NB: Another great discussion of the status-quo parasitic/parasitoidal relationship between finance and the rest of the world can be found in Jesse Eisinger's outstanding piece here: http://mobile.nytimes.com/2015/03/05/business/dealbook/despite-changes-an-overhaul-of-wall-street-falls-short.html?referrer&_r=0
THIS is why I think the economy continues to struggle.
Now I know these points may sound a bit far off given my rambling, choppy writing style - but please, don't kill the messenger. For those who prefer glossy, professional, researched views look at what the BIS just wrote:
Call me crazy but I think this just confirmed by parasitic tie in.. (See what I mean? I can see it and write about it, but will leave it to other people to do a more thorough and eloquent job or researching and writing about it. )
So what to make of all this information?
Well first and foremost, I would take EVERYTHING that Wall Street says with a large grain of salt. Don't get me wrong, there are some very honest and amazing people who work in this industry.. not everyone is a bad guy or girl.

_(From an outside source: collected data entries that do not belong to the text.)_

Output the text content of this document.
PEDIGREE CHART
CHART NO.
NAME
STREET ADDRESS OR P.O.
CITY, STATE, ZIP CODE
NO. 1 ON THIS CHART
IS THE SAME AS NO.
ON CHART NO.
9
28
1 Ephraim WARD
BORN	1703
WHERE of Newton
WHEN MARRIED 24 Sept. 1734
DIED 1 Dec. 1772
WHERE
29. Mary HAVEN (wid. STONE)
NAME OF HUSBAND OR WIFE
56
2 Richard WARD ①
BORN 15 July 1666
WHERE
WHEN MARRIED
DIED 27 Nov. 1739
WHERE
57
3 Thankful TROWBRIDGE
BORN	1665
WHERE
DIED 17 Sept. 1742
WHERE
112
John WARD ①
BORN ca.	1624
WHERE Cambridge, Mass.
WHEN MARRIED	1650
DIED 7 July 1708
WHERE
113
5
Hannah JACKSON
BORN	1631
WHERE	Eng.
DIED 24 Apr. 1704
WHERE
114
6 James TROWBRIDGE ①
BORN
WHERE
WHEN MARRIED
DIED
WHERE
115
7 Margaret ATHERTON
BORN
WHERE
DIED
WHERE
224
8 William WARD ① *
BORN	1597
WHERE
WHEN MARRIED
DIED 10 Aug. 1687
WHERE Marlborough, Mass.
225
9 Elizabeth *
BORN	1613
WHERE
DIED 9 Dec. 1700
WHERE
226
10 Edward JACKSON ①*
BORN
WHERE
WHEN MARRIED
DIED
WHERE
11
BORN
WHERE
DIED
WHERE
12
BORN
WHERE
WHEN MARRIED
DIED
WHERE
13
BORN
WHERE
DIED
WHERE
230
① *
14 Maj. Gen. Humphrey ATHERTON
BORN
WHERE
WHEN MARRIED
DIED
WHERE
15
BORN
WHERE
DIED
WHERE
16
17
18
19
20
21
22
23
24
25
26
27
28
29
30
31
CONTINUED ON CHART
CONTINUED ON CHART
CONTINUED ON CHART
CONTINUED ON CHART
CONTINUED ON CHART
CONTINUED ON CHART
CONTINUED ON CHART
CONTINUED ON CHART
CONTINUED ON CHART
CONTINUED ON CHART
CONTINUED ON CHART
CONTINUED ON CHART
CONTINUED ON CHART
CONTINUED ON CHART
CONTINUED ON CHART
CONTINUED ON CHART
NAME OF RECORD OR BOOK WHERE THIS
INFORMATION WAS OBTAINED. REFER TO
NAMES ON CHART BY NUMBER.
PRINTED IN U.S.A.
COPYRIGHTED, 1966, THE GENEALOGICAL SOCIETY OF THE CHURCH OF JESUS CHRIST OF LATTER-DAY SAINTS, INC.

Unfortunately though, the incentives are hugely misaligned.. which means the little people who still believe in the fiduciary relationship with their investment people, are probably getting taken advantage of.
As Stephen King said, "Trust of the innocent is the Liar's most useful tool".
Keep that in mind when you are told that 'stocks are cheap' by people on the Street - even as the Shiller CAPE sits just below 28, a level only surpassed in 1929 and 2000...
Plainly put - we desperately need another Ferdinand Pecora, and we need him asap.
Great read here: http://en.wikipedia.org/wiki/Pecora_Commission
Unfortunately it appears as though government and regulators are still far too cozy with the financial industry to make any changes - which suggest we are (as of now) simply doomed to repeat yet another crisis.
I hope we can get this sorted out before another break comes, but it's certainly not looking great at this point.